Funérailles de Victor Hugo, foule rue Soufflot, 1er juin 1885. © Louis Antonin Neurdein/Maisons de Victor Hugo/Roger-Viollet
Transformations de l’image du pouvoir et de l’image de l’écrivain
Plutôt qu’une preuve de légitimité, la commémoration constitue un outil de (re)légitimation pour son objet, mais aussi – effet de réciprocité de l’appropriation – pour son officiant. La place que la cérémonie fait à la figure du commémoré est d’ailleurs inversement proportionnelle au besoin de légitimation du commémorant. Dans le cas des écrivains, en raison de l’histoire des proximités et conflits du champ littéraire et du champ politique, le contexte est profondément déterminant. Lorsque les écrivains sont célébrés par leurs pairs, l’hommage les maintient souvent dans la sphère esthétique, quitte à réécrire l’histoire littéraire. Mais lorsque les écrivains et les artistes sont célébrés dans la sphère politique, c’est l’image du pouvoir et celle de la Nation qu’ils permettent de modifier. Ainsi sont-ils nombreux, dans les années 1910, à être mis au service d’une rhétorique guerrière en dépit d’eux-mêmes. Chateaubriand et Lamartine sont commémorés en héros supposés rassembler face à la menace allemande, quand La Fontaine et les classiques servent la revendication d’un esprit français de raffinement opposé à la brutalité de l’ennemi (Mathilde Labbé, dans Narrations auctoriales dans l’espace public, dir. C. Bisenius-Penin et J. Glesener, Questions de communication, 2020).

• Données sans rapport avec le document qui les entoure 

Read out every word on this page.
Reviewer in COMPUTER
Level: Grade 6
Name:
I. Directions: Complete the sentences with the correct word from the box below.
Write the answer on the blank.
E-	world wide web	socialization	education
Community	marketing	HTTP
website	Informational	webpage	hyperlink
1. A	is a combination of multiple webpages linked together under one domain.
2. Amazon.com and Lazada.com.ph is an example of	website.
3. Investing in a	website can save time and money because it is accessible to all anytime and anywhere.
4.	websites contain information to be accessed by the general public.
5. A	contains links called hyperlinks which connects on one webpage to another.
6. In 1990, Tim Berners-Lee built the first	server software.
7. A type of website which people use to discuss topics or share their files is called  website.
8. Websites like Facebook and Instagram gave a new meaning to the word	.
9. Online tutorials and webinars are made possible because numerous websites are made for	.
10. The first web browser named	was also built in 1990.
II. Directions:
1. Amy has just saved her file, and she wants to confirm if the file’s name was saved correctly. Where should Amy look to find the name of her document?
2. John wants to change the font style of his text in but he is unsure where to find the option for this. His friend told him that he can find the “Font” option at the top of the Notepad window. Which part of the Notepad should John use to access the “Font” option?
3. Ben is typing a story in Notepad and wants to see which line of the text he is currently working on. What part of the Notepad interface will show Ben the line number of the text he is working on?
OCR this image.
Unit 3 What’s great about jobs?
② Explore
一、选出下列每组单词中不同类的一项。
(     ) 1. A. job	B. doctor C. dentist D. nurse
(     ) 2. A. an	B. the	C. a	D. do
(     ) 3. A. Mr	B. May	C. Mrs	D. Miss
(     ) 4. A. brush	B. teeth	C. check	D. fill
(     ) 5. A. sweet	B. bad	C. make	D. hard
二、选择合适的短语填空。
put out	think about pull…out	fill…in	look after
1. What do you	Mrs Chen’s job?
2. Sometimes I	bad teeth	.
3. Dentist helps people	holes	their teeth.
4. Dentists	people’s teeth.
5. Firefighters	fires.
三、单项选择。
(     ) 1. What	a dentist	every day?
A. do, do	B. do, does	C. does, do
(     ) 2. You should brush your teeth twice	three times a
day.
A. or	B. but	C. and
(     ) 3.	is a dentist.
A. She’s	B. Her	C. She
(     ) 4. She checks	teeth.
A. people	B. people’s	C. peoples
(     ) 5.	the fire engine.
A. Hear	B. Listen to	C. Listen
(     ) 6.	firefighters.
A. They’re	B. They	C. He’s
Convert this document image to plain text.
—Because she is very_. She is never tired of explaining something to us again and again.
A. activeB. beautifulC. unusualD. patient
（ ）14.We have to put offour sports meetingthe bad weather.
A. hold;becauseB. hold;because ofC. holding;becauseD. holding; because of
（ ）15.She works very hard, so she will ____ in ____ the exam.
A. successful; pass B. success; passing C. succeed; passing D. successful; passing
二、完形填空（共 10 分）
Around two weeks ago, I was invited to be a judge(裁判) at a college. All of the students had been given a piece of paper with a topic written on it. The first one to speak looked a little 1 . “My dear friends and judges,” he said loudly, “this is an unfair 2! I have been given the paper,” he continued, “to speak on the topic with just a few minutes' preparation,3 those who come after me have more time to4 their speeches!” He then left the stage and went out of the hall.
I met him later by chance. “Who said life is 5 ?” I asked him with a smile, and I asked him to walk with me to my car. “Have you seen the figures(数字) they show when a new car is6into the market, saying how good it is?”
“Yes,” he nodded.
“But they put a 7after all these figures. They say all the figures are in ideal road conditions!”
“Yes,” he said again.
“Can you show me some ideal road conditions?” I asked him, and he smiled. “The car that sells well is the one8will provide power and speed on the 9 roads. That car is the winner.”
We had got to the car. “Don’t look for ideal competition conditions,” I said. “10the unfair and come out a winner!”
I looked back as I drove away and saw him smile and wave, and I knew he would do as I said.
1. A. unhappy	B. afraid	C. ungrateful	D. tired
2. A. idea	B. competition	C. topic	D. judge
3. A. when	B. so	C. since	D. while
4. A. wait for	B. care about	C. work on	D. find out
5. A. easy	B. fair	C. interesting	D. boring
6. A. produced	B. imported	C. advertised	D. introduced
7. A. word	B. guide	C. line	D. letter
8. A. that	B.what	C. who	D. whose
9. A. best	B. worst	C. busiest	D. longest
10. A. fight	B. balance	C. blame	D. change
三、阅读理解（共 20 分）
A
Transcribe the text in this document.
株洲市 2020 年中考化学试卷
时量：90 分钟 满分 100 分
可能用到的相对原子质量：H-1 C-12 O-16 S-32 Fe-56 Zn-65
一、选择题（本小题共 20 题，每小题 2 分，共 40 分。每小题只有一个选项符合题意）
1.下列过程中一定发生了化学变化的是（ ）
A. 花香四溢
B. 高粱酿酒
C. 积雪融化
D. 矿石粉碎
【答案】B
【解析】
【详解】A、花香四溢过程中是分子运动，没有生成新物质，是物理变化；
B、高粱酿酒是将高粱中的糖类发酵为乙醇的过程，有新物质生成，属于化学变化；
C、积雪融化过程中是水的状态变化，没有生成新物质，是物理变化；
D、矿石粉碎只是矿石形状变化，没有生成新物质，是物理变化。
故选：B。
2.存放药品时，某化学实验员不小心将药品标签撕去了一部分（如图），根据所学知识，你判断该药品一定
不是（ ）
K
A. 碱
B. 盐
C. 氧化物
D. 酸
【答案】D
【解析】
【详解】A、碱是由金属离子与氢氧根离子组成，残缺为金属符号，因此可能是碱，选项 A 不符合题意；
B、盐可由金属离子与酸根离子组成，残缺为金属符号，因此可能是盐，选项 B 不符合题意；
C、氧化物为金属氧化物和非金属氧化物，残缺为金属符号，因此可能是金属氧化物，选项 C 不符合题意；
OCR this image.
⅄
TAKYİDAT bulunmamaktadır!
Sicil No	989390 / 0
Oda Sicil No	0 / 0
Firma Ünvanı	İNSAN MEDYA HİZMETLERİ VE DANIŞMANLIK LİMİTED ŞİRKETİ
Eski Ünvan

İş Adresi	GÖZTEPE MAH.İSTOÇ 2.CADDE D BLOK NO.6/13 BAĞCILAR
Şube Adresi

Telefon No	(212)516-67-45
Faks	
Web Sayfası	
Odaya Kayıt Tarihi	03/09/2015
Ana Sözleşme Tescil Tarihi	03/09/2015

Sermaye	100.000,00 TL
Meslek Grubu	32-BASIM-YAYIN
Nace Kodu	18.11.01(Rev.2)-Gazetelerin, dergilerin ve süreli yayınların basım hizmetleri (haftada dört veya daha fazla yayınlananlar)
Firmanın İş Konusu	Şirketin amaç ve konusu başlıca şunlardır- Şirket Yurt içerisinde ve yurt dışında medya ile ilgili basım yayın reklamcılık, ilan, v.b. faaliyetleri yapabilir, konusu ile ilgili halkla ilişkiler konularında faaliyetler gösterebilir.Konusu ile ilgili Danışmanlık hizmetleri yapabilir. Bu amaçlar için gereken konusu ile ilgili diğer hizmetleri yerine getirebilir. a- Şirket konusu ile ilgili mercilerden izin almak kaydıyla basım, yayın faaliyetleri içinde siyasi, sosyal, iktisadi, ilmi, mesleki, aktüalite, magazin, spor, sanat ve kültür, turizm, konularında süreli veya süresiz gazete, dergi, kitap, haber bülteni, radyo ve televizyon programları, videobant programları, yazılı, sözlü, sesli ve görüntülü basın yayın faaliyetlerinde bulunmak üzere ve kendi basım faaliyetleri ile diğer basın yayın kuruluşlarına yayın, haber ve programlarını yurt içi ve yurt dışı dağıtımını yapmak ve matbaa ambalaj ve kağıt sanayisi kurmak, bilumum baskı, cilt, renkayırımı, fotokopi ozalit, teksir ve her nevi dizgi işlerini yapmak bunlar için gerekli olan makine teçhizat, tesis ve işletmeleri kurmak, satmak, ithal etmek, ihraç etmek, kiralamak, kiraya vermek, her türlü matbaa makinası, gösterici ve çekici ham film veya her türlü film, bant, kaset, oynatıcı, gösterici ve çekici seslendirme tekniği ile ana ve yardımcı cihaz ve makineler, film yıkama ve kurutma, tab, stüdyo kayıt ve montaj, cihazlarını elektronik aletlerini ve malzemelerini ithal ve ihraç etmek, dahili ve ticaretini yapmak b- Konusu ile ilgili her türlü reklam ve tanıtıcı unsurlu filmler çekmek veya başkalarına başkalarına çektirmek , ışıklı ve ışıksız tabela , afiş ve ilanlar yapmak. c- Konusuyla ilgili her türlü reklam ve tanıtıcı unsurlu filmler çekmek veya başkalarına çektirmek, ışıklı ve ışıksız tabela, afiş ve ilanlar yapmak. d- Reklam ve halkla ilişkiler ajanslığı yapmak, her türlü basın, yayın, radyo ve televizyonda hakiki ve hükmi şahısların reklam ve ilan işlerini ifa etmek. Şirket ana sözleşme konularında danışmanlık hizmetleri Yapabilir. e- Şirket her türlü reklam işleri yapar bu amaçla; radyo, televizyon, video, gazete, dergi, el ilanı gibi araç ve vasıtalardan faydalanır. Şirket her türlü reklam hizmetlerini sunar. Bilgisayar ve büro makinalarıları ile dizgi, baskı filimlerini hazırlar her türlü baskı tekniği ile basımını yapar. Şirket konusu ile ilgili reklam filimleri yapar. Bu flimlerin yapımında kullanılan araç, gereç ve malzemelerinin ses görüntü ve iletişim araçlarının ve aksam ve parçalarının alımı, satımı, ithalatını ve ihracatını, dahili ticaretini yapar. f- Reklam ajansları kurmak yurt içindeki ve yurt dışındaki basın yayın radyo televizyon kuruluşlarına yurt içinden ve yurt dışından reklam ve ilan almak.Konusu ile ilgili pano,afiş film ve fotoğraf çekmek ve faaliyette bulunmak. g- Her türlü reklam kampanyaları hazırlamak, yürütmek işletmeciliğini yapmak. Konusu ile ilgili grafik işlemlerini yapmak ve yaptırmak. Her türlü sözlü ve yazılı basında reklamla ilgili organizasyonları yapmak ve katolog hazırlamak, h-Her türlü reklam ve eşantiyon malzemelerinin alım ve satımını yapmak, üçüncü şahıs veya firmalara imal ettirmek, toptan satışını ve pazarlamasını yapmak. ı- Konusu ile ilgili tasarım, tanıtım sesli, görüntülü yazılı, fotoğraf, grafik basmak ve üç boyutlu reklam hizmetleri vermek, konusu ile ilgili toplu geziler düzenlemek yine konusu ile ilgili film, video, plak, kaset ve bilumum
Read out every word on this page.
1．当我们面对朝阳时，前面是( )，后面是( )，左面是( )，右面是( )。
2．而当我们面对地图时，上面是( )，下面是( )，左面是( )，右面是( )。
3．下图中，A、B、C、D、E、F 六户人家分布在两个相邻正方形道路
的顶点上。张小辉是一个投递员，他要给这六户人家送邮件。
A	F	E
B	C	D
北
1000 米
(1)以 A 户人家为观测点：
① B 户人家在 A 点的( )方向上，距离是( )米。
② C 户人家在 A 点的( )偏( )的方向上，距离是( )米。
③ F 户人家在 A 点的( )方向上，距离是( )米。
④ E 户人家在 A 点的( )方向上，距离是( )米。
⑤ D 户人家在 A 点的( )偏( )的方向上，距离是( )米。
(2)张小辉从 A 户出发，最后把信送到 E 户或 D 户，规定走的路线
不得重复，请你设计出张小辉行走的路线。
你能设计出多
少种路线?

Dans le cas d’écrivains engagés, cette appropriation en passe parfois au contraire par une dépolitisation de l’œuvre ou un brouillage des frontières politiques. La panthéonisation de Malraux par Jacques Chirac en 1995 participe ainsi d’une tentative de "dépassement […] du clivage gauche/droite" (Patrick Garcia, dans Sociétés & Représentations, 2001). La commémoration d’Aimé Césaire au Panthéon, en 2011, semble également destinée à modifier l’image présidentielle après l’article 2 de la loi du 23 février 2005 sur le "rôle positif de la présence française outre-mer", dont l’abrogation a été soutenue par Césaire, et après le discours de Dakar en 2007 – tout en atténuant délibérément la portée de l’œuvre politique au profit de la seule poésie. L’image des écrivains sort transformée de cette élection à l’exemplarité nationale qui se passe opportunément de leur participation, et dont la cible est moins le lecteur que l’électeur.
Panthéoniser Maurice Genevoix
Consubstantielle à la construction de la culture républicaine, la commémoration des écrivains est un rite qui contribue à définir ce que la Nation attend de ses "grands hommes". La panthéonisation annoncée de Maurice Genevoix s’inscrit ainsi à la suite d’une tradition fondatrice. Sans préjuger des cérémonies à venir, l’idée de commémorer "ceux de 14" en même temps que ce grand témoin rapproche l’entreprise des hommages collectifs aux morts des deux guerres mondiales et d’un usage patriotique de la littérature. Initialement conçu comme une conclusion à la commémoration de la Grande Guerre, ce projet souligne le rôle de la littérature dans la création d’une conscience collective. Reste à savoir si le contexte actuel permettra de faire évoluer la commémoration des écrivains : ceci nécessiterait une réflexion sur la manière dont se formalisent, au sein des œuvres, les rapports du littéraire avec le politique, ainsi que sur le fait que la commémoration, en réalisant une appropriation politique de l’œuvre et de la figure d’écrivain, risque de détruire ce qu’elle vient y puiser : la capacité de la littérature à s’abstraire des conflits du siècle et à atteindre l’universel.